Eventually, Kinberg led congregations in Kansas and New York and for 18 years at Beth Israel in Eugene, Ore. He founded a halfway house designed to help ease the transition of psychiatric patients into the community and he received honors from Eugene, Ore., Human Rights Commission, the NAACP and the Inter-Religious Commission for Peace in the Middle East. He earned a lifetime achievement award from Peaceworks.
Steinberg was a founding fellow of the Shalom Hartman Institute at Columbia University. He was also a faculty member at the Jerusalem-based Pardes Institute, and he was a lecturer at the Kennedy School at Harvard University. From 1993 to 2011, he was executive director of Harvard Hillel. He received the Covenant Award and the Benjamin J. Shevach Award for Distinguished Leadership in Jewish Education from Hebrew College in Boston.
Sadly, another parallel in their lives occurred when Steinberg suffered a heart attack in 1994 and Kinberg died from a heart attack in 1995. At Kinberg’s funeral, Steinberg delivered the eulogy.
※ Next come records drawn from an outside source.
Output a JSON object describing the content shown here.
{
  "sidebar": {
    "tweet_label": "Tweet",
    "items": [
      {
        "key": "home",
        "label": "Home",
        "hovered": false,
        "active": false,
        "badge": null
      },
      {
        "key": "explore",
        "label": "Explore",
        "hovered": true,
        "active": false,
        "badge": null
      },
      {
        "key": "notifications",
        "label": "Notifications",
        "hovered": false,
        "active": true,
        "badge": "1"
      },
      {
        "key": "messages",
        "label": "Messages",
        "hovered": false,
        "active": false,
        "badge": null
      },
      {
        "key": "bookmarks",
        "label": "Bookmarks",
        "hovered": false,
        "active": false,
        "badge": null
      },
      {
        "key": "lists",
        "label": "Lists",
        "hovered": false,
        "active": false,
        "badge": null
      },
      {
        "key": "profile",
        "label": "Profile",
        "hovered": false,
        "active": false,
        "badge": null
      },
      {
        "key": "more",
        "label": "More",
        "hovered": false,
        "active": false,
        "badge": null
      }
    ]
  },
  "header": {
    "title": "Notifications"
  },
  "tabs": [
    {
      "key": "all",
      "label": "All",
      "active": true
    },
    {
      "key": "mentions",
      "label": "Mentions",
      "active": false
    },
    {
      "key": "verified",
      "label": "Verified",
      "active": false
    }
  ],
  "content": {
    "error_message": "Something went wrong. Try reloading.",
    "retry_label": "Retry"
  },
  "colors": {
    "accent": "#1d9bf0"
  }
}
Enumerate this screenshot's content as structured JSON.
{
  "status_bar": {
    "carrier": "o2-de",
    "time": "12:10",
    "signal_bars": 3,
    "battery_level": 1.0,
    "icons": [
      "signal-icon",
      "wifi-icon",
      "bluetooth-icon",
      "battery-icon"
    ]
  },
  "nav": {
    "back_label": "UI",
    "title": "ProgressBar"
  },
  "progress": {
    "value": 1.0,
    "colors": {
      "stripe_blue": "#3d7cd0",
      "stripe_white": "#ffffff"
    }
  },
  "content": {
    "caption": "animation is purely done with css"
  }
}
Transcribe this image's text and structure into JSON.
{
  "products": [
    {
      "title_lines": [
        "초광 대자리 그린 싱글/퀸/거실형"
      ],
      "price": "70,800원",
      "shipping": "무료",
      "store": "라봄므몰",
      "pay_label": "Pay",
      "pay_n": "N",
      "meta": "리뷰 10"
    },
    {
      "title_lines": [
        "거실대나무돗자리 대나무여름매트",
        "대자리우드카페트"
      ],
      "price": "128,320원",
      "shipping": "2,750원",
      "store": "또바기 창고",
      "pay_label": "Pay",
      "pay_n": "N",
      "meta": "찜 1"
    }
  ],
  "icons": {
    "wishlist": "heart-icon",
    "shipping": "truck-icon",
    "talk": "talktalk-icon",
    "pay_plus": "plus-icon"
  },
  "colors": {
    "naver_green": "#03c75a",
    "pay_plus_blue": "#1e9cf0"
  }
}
“That was a tough experience for Bernie. But he was able to do it and do it well. He had people laughing one minute and crying their eyes out the next minute, then laughing again. It was stupendous, and it came from the heart.”
— Roz Snider Steinberg
Throughout their professional lives, Steinberg and Kinberg both remained committed to human rights and achieving peace in the Middle East. They were devoted to teaching and helping others and they made friends wherever their travels took them.
“Myron’s congregants loved him. After 29 years, I still come across former congregants who, after they learn I am his brother, genuinely gush such nice things about him, how easy he was to talk to and how their now-grown children still fondly remember him as bar and bat mitzvah students he trained.”
— Robert Kinberg
“Bernie Steinberg was one of the most remarkable human beings I have ever known. I have rarely, if ever, met anyone so committed to the sacred art of nurturing young adults and encouraging them to blossom. When I worked at Hillel, there was always a steady stream of young Jewish professionals who would come to see Bernie — to get his advice, to receive his assurance, to be challenged to think differently and more deeply about whatever was on their mind.”
— Rabbi Shai Held (president and dean of the Hadar Institute)
“Myron was a great athlete, obviously, and gregarious and he tried to bring out the good in people.”
— Clare Kinberg
“Both men were charismatic. People trusted them and opened up to them. They both knew the importance of listening.”